Slashdot Mirror


Web And Database Synchronization?

crazney asks: "I am developing a medium sized Web site with a friend, and we have stumbled across a small problem. Our hosting will consist of several Web servers load balanced, and possible two or three database servers. The extra database servers may be used for load balancing or for redundancy. My question is, what can we use to keep these up to date? We would like to ensure that all the Web servers always contain an exact same copy of the Web page, and any changes to the database affect the others. These servers may be geographically separated, so something low bandwidth would be helpful. For the Web servers, a quick and dirty way could be CVS, but I'm stumped for the database servers (which will probably be running PostgreSQL)."

3 of 11 comments (clear)

  1. erServer! by nconway · · Score: 3
    There's a project to add replication to PostgreSQL. From what I've heard, a public beta should be out fairly soon. It's at www.erserver.com.

    If you'd rather do it the 'old fashioned' way, what is the query load like? If the data is mostly static, you could send all the writes to 1 database and use all the DBs for reads. Every 2 or so hours, update the read-only databases. Something like rsync would be very good for that. Until erServer is released, this may be your best choice.

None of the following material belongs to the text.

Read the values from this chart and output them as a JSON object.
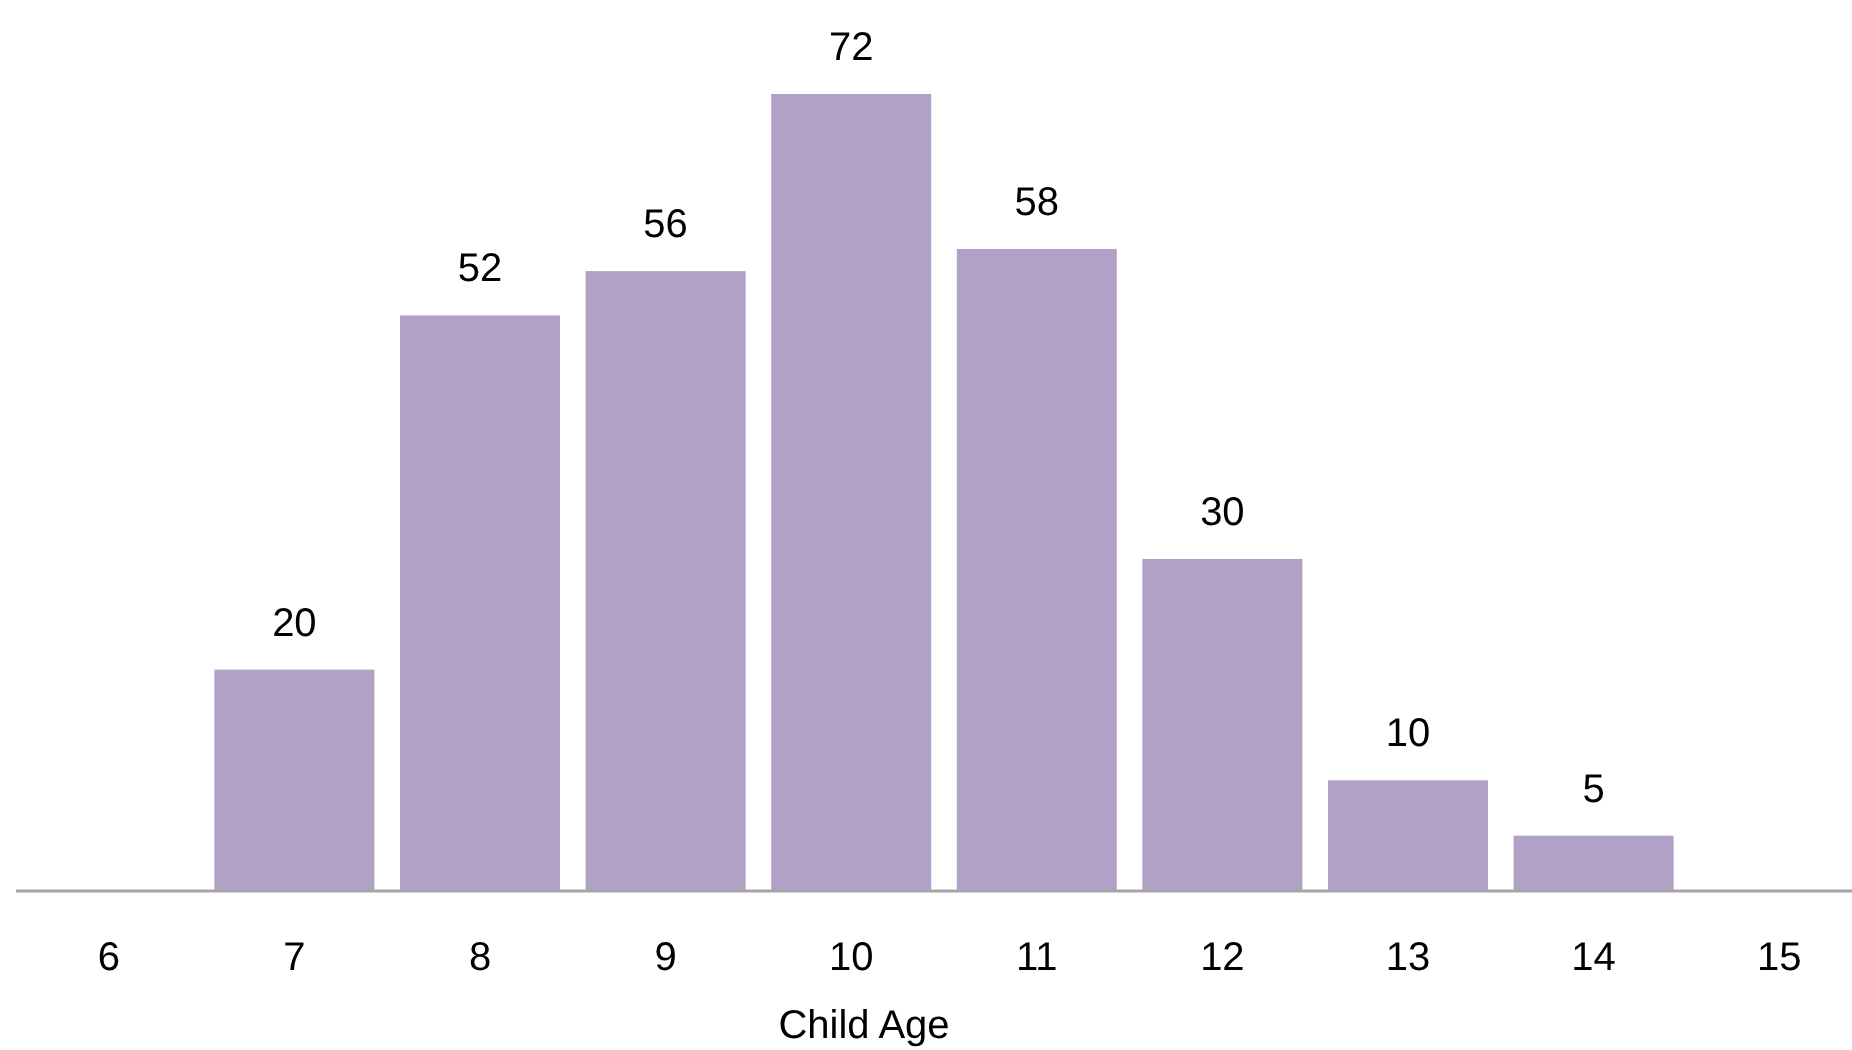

    There's been some discussion about this on the PostgreSQL mailing lists - check the pgsql-general archives @ postgresql.org

  2. do NOT use rsync by woggo · · Score: 3
    to transfer database files. Basically, a file corresponding to a database table, index, etc. does not necessarily correspond to a consistent database at any given time. The file you transfer might have uncommitted data, data from a transaction which has aborted, index entries corresponding to deleted tuples, or worse. (You might not even get all of the committed data; much of it remains in the buffer pool for some time.)

    If you want cheap replication and a consistent db, your best bet (for now) is to use pg_dumpall to make periodic backups of the db, transfer them (perhaps using scp and host-based authentication), and then use psql to restore them. To see how the dump/restore process works, look at the man page for pg_dumpall. You can likely do this all from a cronjob.

    If you do it with stock pg_dumpall, you will probably need to take the site down for a few minutes or else risk odd service interuptions. However, "pg_dumpall -d" will dump tuples as SQL insert statements; this will allow you to put the data in a running db. Be aware that the dump/restore process can be quite taxing (especially on a production db where you likely don't want to turn off fsync() calls for the bulk copies). I don't know the requirements of your application, but you'll likely want to strike some sort of compromise between speed and up-to-date correctness.


    HTH.
    ~wog

    1. Re:do NOT use rsync by nconway · · Score: 2
      I was thinking more like rsyncing pg_dump files. Considering that the vast majority of the output will be the same between synchronizations, this would be much more efficient than using scp - if you need security, you can run rsync over ssh.

      You're right, of course. rsyncing the actual database files while the DB serving is running is incredibly dumb.